Maximum prompt length in tokens: 323


## Tokenize Dataset.

In [21]:
# Tokenize the dataset (truncating to a maximum length, e.g., 512 tokens).
def tokenize_function(example):
    return tokenizer(example["text"], truncation=True, max_length=max_length+50)

In [22]:
cols_to_remove = formatted_dataset["train"].column_names
tokenized_dataset = formatted_dataset.map(tokenize_function, batched=True, remove_columns=cols_to_remove)

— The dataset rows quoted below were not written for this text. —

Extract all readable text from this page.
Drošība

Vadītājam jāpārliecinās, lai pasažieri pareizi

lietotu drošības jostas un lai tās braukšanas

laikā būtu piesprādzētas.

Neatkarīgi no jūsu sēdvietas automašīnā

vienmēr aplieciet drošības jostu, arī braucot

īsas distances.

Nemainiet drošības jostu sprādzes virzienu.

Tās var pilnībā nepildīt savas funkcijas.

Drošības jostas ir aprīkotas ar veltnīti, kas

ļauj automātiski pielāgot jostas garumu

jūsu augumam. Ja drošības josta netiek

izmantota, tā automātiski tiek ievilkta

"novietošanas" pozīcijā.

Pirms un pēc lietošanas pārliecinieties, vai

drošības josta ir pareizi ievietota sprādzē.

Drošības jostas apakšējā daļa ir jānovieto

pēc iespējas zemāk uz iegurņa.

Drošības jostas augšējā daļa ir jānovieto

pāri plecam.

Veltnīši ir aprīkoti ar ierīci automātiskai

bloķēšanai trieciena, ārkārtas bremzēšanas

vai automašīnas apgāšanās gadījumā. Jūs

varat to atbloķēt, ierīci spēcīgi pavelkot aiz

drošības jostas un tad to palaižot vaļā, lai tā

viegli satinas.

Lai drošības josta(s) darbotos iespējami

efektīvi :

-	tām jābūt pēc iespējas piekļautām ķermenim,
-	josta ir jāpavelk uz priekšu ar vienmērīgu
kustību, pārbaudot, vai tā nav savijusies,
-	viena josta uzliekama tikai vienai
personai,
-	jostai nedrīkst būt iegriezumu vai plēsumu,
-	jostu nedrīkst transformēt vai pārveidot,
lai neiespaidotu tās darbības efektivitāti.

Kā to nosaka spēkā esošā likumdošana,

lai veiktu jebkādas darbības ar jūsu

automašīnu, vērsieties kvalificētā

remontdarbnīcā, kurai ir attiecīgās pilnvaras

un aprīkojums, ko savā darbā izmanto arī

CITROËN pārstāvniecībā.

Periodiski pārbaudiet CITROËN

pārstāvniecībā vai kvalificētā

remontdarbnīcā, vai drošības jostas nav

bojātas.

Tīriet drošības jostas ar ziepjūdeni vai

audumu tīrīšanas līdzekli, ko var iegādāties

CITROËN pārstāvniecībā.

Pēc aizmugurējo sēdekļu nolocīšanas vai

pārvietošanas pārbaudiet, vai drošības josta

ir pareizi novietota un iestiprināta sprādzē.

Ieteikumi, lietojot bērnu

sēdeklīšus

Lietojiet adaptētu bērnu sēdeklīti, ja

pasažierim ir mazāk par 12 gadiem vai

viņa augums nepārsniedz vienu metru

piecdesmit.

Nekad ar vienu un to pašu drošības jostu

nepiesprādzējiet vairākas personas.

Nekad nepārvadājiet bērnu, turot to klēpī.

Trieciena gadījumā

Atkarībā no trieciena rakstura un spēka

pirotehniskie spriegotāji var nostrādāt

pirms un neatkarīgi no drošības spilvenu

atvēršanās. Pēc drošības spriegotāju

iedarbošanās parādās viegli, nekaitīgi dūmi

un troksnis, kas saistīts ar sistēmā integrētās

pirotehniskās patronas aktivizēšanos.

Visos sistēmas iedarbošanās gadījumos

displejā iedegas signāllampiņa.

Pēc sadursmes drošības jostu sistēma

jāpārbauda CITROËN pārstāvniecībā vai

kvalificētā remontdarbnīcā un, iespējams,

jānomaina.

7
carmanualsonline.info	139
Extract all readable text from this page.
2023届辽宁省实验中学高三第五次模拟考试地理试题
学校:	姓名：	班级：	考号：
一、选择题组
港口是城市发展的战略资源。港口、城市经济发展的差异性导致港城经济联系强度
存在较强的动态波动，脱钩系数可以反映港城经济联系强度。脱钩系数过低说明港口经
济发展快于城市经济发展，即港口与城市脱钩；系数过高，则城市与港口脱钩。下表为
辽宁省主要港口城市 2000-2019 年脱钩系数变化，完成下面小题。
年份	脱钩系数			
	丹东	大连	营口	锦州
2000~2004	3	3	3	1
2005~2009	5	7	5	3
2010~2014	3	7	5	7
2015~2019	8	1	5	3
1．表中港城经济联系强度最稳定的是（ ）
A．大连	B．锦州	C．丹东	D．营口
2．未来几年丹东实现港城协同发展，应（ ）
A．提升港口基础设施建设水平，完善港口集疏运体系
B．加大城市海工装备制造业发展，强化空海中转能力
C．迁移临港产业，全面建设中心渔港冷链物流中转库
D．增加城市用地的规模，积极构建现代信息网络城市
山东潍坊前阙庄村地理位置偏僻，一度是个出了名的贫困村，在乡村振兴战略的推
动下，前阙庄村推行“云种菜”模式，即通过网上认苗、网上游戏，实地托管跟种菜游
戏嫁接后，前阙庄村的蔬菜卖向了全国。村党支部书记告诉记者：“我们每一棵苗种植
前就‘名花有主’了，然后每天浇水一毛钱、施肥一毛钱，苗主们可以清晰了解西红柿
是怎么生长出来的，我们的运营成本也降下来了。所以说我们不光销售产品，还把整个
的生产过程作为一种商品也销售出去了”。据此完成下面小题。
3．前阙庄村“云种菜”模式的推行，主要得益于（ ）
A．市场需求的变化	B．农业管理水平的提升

Map:   0%|          | 0/14195 [00:00<?, ? examples/s]

Map:   0%|          | 0/1578 [00:00<?, ? examples/s]

In [23]:
cols_to_remove

['Unnamed: 0',
 'inputs',
 'answer',
 'system_prompt',
 'user_prompt',
 'task_type',
 'dataset',
 'index_level',
 'conversation_id',
 'text']

# Training

In [24]:
# LoRA Configuration (unchanged)
lora_config = LoraConfig(
    r=4,
    lora_alpha=16,
    lora_dropout=0.05,
    #target_modules="all-linear",
    #target_modules=["q_proj", "k_proj", "v_proj", "o_proj"],
    target_modules=["q_proj", "v_proj"],
    bias="none",
    task_type="CAUSAL_LM",
)
model_peft = get_peft_model(model, lora_config)

In [25]:
print(model_peft.print_trainable_parameters())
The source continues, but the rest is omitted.